Seja como for, aqueles 34% que conseguiriam consumir mangás foi drasticamente diminuído desde 2013, deles 16% estavam na faixa de 2 a 4 salários mínimos e com a crise econômica muitos acabaram pulando para baixo, diminuindo os possíveis consumidores e seus poderes de compra. A diminuição do poder de compra e o aumento dos preços devido à inflação e aumentos de custos parece criar ainda mais exclusividade daquilo que já era elitizado.

Com os lançamentos de valores bem mais altos que a média, como o artbook e kanzenban de CDZ, os formatos Big e outros materiais de luxo, principalmente pela editora JBC, essa polêmica de preços e elitização volta à tona. Mas com um significado ruim, como se um produto elitizado fosse o demônio em pessoa. Ser elitizado ou não é uma mera constatação de poder de compra, às vezes muito mais por culpa da situação financeira do país do que o preço do produto em si. Um livro de 20 reais é elitizado no Brasil exatamente porque sua classe média e baixa pode ganhar menos de um salário mínimo de renda familiar.
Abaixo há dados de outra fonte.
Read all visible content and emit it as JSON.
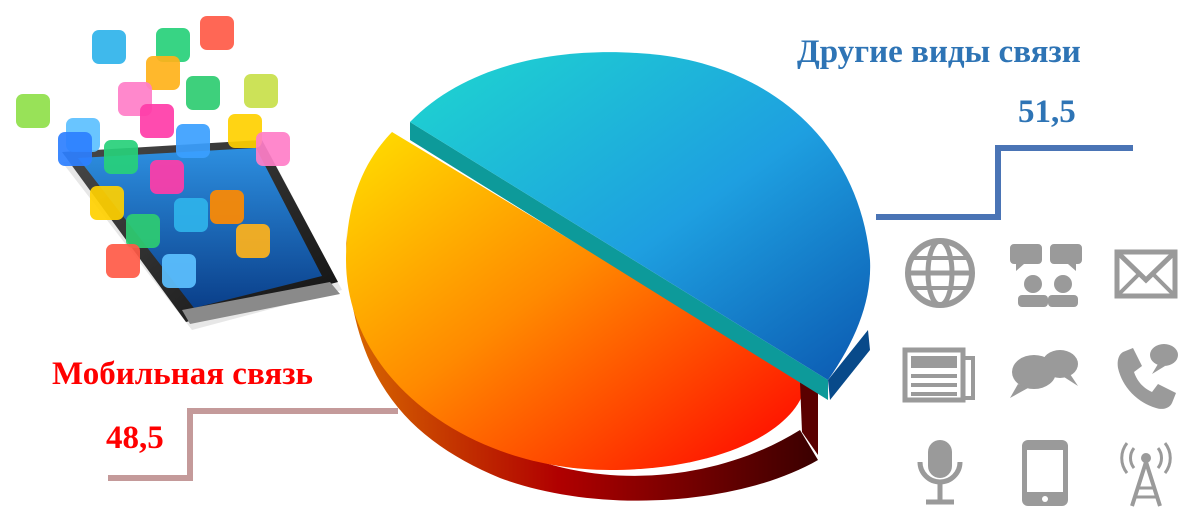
{
  "chart_data": {
    "type": "pie",
    "style": "3d-exploded",
    "slices": [
      {
        "label": "Другие виды связи",
        "value": 51.5,
        "value_label": "51,5",
        "color": "#2e74b5"
      },
      {
        "label": "Мобильная связь",
        "value": 48.5,
        "value_label": "48,5",
        "color": "#ff0000"
      }
    ],
    "legend": "none",
    "leader_line_colors": {
      "other": "#4a74b5",
      "mobile": "#c49a9a"
    }
  },
  "decor": {
    "left_illustration": "smartphone-with-app-icons",
    "right_icons": [
      "globe-icon",
      "people-talking-icon",
      "envelope-icon",
      "newspaper-icon",
      "chat-bubbles-icon",
      "phone-call-icon",
      "microphone-icon",
      "mobile-phone-icon",
      "radio-tower-icon"
    ],
    "icon_color": "#9a9a9a"
  }
}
Ao mesmo tempo, a editora ou qualquer empresa é livre para lançar o que quiser e pelo preço que quiser, independente da sua visão de justiça de valor. Não existe um “direito” de poder consumir mangá, tal é reservado para o que se considera necessidades básicas, como água, luz, comidas da cesta básica e por isso mesmo existe o salário mínimo que deveria cobrir tais custos.

Muitas vezes para a empresa, ter menos consumidores é melhor que ter mais, assumindo que o montante pago pelo menor público supere o montante que o segundo pagaria. É assim que vivem várias lojas etilizadas e exclusivas, assim como vários restaurantes “gourmet”. Não há nada de errado se uma editora decide se “elitizar” ainda mais, o objetivo dela é gerar lucro, se elitizar gera mais, então elitize.

Se você não pode mais consumir aquilo, paciência, é assim que funciona o capitalismo, se você quer algo, se vire para conseguir dinheiro e pagar por aquilo. No fundo chorar por não poder comprar o kanzenban de CdZ não é nem um pouco diferente de chorar por não poder comprar uma BMW. A BMW está pouco se lixando, você não é o consumidor dela.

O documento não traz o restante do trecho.